Buchempfehlung im April (2)

Robert Bryndza: Nachtschwarz

Krimi

Versenkt in einem Baggersee sollen sich Drogen im Wert von mehreren Millionen Pfund befinden. Detective Chief Inspector Erika Foster und ihr Team durchsuchen mit Hilfe eines Taucherteams den See. Dabei stoßen sie auf das Skelett eines Kindes. Die Untersuchungen des Rechtsmediziners ergeben, dass es sich um ein Mädchen handelt, dass vor 26 Jahren spurlos verschwunden ist. Bei den damaligen Ermittlungen sind der Polizei Fehler unterlaufen. Der Druck auf die Polizei ist dadurch nun umso größer. Erika Foster muss den Fall noch mal neu aufrollen und herausfinden, warum der Mörder nie gefasst wurde. Was sie allerdings nicht ahnt: Durch ihre Ermittlungen gerät sie in den Fokus des Mörders …

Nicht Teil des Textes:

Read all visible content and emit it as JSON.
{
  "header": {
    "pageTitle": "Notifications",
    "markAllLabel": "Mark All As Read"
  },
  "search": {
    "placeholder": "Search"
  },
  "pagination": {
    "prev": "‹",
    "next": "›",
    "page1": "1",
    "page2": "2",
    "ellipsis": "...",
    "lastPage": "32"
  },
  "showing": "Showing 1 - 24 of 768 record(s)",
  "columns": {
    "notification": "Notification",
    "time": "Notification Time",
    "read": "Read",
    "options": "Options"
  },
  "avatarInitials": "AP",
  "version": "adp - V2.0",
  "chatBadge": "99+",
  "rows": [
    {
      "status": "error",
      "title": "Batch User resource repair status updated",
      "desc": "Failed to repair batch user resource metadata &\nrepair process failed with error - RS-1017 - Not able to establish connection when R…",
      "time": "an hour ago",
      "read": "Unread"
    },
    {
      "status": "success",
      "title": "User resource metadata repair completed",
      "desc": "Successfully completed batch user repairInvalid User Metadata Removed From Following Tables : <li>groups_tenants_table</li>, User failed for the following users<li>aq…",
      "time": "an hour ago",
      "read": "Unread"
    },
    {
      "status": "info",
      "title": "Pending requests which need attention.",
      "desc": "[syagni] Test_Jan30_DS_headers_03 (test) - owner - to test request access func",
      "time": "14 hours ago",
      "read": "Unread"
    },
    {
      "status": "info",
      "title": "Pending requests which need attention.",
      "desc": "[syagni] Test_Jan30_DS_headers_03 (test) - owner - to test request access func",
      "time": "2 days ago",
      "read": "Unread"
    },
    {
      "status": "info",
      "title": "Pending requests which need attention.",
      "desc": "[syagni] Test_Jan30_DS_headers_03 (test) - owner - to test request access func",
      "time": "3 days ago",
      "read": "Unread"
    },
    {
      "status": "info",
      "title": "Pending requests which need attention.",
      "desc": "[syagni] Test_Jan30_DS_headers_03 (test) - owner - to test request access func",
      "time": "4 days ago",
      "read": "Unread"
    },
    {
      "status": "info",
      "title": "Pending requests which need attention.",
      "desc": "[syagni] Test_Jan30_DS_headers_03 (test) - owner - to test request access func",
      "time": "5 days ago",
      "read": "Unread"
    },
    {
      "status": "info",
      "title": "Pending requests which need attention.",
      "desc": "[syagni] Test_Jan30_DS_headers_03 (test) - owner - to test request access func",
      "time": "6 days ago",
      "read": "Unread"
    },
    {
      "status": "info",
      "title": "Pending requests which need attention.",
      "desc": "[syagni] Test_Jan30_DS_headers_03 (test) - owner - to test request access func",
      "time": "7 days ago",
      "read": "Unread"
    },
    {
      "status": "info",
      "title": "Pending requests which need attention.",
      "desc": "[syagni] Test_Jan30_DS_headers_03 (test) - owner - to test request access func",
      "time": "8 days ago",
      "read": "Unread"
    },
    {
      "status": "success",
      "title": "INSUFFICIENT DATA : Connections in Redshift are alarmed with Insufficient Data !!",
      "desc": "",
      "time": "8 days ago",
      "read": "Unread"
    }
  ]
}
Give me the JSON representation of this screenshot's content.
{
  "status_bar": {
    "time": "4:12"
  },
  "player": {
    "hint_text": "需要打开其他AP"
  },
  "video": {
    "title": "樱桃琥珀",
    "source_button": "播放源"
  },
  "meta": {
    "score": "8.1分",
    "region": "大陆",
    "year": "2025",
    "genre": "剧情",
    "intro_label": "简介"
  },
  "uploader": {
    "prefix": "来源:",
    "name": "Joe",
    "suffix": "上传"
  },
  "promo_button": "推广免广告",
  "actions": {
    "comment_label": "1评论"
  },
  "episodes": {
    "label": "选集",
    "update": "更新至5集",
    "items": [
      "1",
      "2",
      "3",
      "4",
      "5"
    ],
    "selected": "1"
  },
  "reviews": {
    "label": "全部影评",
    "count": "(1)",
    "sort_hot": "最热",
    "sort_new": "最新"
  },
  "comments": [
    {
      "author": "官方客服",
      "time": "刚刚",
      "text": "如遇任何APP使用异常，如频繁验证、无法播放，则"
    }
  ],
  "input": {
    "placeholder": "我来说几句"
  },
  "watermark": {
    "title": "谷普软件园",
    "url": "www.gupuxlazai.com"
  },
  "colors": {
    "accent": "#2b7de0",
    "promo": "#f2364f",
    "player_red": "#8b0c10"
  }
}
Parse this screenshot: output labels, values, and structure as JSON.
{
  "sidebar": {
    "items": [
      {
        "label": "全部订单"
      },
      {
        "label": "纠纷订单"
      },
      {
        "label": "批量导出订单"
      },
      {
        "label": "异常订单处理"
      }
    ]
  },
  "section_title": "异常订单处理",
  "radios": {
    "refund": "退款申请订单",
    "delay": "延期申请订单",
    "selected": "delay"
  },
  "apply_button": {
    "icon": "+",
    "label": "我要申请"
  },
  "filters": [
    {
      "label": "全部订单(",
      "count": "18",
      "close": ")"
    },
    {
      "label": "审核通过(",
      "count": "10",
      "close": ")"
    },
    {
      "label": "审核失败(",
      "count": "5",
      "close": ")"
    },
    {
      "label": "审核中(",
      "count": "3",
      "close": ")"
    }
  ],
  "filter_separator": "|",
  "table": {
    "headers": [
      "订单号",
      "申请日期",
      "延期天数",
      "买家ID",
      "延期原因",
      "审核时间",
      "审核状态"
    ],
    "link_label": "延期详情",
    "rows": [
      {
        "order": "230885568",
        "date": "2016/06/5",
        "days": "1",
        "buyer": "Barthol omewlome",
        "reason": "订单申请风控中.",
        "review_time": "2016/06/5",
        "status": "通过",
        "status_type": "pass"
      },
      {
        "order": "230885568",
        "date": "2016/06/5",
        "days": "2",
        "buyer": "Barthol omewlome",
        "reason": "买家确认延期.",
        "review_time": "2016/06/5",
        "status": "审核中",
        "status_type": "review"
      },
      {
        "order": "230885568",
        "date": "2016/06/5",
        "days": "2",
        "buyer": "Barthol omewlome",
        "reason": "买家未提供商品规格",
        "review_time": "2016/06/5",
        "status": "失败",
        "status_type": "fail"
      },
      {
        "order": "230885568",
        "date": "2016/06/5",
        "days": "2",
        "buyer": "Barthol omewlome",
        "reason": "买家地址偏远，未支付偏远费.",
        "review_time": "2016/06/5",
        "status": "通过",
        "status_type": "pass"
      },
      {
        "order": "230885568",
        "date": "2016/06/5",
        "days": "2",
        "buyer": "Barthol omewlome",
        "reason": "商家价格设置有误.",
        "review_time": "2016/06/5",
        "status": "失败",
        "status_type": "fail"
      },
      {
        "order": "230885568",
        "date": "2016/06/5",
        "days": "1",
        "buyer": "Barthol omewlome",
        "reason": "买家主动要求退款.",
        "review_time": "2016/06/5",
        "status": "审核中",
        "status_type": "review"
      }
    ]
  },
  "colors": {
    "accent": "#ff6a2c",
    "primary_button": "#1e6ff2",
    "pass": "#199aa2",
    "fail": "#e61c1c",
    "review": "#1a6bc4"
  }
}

Detective Chief Inspector Erika Foster ist eine zielstrebige Ermittlerin und kämpft darum, dass sie und ihr Team diesen Fall endlich lösen können. Doch was sie so sympathisch macht ist, dass sie gar nicht den Ruhm für ihre Arbeit einheimsen möchte, sondern wirklich nur daran interessiert ist den Fall zu klären und den Mörder endlich zu fassen.

Nach „Das Mädchen im Eis“ und „Night Stalker“ ist dies nun der dritte Fall für Erika Foster. „Nachtschwarz“ kann unabhängig von den ersten beiden Bänden gelesen werden.

Kurze Kapitel und eine sehr spannende Geschichte machen dieses Buch zu einem wirklich schönen Lesegenuss.